McDermott explains that Origen described four different yet complimentary ways of interpreting Biblical scripture. First is the literal reading (historical). Second is the allegorical (what you should believe). Third is the tropological or moral (what you should do) and fourthly there is the anagogical (leading up). This last interpretation has that interesting word anagogical. This category of interpretation points to the future with Jesus Christ for the elect. We may find meaning throughout the Bible in each of these senses of interpretation very often in the same scripture.

McDermott writes that Athanasius in the 5th century basically saved Christianity from the Arian heresy that Jesus Christ was not fully God and co-eternal with the Father. As a short, dark Egyptian monastic alive in the time of the Eastern Roman Empire of Constantine and later his son Constantinius who each tended to favor the followers of Arius that was no easy task.

Athanasius also developed the theological concept of theopoiesis (it means divination) relating that Christians develop an increasingly Christ like character as they move farther away from the sin nature of fallen humanity. Satan may of course continue to nag Christians and try to draw them back into the human maelstrom of the fallen material condition (possibly enticing them to illicit sex, global warming denial and ecological ecocidal politics), yet Jesus Christ having overcome death and providing a model for Christian right social relations brings the faithful (without becoming godlike) to be more perfect, as He is perfect, through the power of His blessing (shed blood atoning vicariously for all those of faith).
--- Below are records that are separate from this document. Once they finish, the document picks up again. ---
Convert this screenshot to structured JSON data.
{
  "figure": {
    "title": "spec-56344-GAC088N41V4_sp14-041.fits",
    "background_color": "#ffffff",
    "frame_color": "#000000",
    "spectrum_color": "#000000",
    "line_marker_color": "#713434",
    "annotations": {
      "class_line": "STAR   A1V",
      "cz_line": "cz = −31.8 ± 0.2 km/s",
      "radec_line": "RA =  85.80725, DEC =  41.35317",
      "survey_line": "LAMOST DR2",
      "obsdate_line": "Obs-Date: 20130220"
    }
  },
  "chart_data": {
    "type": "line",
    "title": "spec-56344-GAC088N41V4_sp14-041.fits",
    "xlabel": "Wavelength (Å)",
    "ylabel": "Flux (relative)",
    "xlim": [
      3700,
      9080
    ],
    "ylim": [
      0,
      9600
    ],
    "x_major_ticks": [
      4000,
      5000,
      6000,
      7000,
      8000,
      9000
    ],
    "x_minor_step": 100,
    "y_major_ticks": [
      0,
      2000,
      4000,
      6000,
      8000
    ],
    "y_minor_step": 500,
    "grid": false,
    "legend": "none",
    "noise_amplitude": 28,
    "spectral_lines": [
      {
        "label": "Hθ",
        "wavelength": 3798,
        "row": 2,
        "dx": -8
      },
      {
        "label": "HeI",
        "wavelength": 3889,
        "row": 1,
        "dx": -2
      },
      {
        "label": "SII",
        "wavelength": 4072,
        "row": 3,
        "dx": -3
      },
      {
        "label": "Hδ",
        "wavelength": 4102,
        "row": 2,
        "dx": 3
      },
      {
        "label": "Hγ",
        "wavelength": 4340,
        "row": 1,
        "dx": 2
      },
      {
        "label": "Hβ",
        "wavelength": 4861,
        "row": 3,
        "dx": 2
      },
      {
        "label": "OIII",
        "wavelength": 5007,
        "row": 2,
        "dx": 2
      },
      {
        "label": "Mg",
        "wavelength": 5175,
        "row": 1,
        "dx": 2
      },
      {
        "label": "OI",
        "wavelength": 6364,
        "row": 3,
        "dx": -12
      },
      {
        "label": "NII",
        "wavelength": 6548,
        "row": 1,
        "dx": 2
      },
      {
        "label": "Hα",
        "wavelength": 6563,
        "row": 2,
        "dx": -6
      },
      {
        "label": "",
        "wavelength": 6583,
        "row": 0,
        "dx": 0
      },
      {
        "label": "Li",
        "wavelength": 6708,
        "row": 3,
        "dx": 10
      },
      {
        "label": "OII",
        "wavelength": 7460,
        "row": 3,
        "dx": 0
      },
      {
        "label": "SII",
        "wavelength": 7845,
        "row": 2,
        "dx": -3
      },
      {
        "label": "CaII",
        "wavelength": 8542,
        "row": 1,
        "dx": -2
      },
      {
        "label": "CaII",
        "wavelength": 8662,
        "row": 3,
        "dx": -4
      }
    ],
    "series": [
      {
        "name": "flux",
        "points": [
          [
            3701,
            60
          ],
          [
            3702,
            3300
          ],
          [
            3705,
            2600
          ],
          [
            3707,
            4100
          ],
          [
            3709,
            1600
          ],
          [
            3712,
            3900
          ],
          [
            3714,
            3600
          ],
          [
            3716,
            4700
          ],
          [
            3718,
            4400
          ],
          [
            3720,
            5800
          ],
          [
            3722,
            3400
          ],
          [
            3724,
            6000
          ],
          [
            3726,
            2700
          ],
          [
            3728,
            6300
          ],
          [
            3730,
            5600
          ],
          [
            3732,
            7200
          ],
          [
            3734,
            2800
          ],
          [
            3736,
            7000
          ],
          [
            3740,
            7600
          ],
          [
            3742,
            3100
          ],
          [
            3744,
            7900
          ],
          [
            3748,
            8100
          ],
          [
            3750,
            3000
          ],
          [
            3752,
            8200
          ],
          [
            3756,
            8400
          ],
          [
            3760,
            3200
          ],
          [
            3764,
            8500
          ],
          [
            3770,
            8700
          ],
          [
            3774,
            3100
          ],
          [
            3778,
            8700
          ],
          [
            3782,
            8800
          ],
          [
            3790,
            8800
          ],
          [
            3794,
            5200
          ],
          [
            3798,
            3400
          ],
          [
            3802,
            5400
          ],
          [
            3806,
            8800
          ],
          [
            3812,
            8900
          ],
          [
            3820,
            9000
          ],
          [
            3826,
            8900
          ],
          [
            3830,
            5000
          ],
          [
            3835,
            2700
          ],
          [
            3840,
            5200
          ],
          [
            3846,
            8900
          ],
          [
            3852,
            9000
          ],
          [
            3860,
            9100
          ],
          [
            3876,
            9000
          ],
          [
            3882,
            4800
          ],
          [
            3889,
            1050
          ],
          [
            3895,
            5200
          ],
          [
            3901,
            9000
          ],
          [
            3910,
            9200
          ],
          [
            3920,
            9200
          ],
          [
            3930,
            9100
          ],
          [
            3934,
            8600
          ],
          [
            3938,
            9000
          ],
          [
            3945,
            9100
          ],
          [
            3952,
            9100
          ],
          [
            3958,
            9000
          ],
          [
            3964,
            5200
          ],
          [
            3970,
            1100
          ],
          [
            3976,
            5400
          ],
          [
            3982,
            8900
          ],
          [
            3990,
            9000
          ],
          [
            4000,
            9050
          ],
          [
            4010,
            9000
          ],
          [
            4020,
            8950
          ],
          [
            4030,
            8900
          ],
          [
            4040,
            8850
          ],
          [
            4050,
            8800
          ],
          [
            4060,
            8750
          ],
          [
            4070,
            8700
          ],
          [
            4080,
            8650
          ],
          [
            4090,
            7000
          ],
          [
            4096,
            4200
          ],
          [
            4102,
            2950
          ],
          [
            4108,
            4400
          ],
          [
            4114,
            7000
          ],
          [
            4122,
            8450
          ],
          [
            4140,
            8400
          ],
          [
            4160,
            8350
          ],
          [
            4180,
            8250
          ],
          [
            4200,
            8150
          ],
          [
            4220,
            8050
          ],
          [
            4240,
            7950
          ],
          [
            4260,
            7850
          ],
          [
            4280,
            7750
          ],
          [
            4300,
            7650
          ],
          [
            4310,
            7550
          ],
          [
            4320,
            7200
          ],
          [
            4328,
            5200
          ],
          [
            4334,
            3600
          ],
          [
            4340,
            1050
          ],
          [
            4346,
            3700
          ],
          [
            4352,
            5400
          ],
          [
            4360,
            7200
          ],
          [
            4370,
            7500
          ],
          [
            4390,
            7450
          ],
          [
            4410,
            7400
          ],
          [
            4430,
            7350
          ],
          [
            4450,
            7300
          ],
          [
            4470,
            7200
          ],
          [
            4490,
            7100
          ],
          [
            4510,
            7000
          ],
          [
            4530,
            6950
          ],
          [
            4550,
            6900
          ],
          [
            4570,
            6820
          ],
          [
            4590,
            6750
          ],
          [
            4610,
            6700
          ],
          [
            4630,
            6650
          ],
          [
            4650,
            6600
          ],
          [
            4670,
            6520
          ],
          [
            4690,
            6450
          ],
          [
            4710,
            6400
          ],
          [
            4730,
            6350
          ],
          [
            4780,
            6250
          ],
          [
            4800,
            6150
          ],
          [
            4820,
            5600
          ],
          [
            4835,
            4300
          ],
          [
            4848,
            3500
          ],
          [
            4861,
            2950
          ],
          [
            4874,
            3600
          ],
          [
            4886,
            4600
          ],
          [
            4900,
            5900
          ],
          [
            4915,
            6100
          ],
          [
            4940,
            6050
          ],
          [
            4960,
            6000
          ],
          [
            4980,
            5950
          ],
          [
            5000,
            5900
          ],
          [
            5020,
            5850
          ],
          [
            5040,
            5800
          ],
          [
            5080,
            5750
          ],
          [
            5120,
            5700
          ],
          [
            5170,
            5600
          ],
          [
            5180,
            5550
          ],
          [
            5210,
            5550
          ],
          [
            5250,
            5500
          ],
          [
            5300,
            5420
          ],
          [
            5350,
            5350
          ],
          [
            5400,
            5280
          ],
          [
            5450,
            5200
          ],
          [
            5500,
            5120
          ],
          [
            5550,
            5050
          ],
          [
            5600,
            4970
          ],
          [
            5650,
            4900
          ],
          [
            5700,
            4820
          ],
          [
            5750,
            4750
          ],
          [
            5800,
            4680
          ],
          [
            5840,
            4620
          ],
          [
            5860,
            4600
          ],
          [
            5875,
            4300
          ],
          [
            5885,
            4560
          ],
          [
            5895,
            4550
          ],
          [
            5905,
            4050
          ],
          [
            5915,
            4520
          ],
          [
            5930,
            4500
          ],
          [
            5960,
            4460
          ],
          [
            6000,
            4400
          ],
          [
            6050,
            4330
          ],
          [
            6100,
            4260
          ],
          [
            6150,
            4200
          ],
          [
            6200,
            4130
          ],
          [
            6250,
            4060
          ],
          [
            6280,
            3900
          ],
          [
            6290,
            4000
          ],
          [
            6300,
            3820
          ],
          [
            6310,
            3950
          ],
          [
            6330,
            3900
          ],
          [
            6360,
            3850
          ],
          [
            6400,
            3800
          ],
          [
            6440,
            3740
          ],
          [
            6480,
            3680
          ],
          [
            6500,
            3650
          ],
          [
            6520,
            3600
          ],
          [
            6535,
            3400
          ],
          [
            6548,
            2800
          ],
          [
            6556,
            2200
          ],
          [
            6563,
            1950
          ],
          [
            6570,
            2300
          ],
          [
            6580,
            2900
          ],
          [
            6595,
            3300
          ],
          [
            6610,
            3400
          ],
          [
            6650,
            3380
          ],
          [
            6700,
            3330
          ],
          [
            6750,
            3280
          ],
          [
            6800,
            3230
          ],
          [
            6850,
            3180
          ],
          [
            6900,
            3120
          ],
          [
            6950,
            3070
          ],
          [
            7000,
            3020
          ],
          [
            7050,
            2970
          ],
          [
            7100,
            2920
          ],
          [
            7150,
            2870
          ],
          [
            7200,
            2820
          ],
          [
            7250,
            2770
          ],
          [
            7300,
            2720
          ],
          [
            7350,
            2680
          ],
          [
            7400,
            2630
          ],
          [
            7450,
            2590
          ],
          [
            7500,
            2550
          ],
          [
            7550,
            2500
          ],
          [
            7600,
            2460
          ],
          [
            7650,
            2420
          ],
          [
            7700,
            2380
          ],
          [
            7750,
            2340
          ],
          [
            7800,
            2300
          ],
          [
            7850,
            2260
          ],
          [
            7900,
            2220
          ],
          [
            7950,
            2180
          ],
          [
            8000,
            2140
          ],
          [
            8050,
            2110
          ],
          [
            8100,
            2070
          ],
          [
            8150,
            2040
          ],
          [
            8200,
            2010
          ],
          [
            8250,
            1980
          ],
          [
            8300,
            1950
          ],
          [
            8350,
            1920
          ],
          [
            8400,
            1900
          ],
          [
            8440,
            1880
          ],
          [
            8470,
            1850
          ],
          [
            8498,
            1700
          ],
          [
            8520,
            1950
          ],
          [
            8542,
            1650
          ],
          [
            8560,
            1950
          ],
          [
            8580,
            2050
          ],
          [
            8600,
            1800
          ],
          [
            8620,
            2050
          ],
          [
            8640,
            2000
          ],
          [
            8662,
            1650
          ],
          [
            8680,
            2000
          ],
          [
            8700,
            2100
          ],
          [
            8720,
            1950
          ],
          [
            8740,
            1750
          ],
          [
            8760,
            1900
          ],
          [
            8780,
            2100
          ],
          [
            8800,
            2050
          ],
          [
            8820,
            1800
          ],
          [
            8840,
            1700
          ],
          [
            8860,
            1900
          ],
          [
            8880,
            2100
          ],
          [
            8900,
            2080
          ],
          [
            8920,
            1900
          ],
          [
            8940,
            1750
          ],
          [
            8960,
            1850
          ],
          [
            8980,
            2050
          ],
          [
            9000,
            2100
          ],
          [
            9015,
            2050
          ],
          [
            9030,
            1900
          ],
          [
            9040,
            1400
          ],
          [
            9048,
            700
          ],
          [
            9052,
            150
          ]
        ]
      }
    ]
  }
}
McDermott's breezy treatment of these serious subjects is an excellent reminder of the provident grace provided by a lifetime of sober scholarship. Many of these theologians were themselves dedicated to learning of Jesus Christ and the Biblical truth in trying times of continuous political turmoil. Often they wrote well outside academia and state sponsorship. Today's Christians can find inspiration in that as a generation of spiritual homelessness co-generated by church and state compels conformation to consumerism and globalism in a hierarchical corporatism commercialization; more intelligent and contemplative use of ecological and spiritual resources ought instead to prevail in ecclesiastical structure, economics, ecological and political renewal.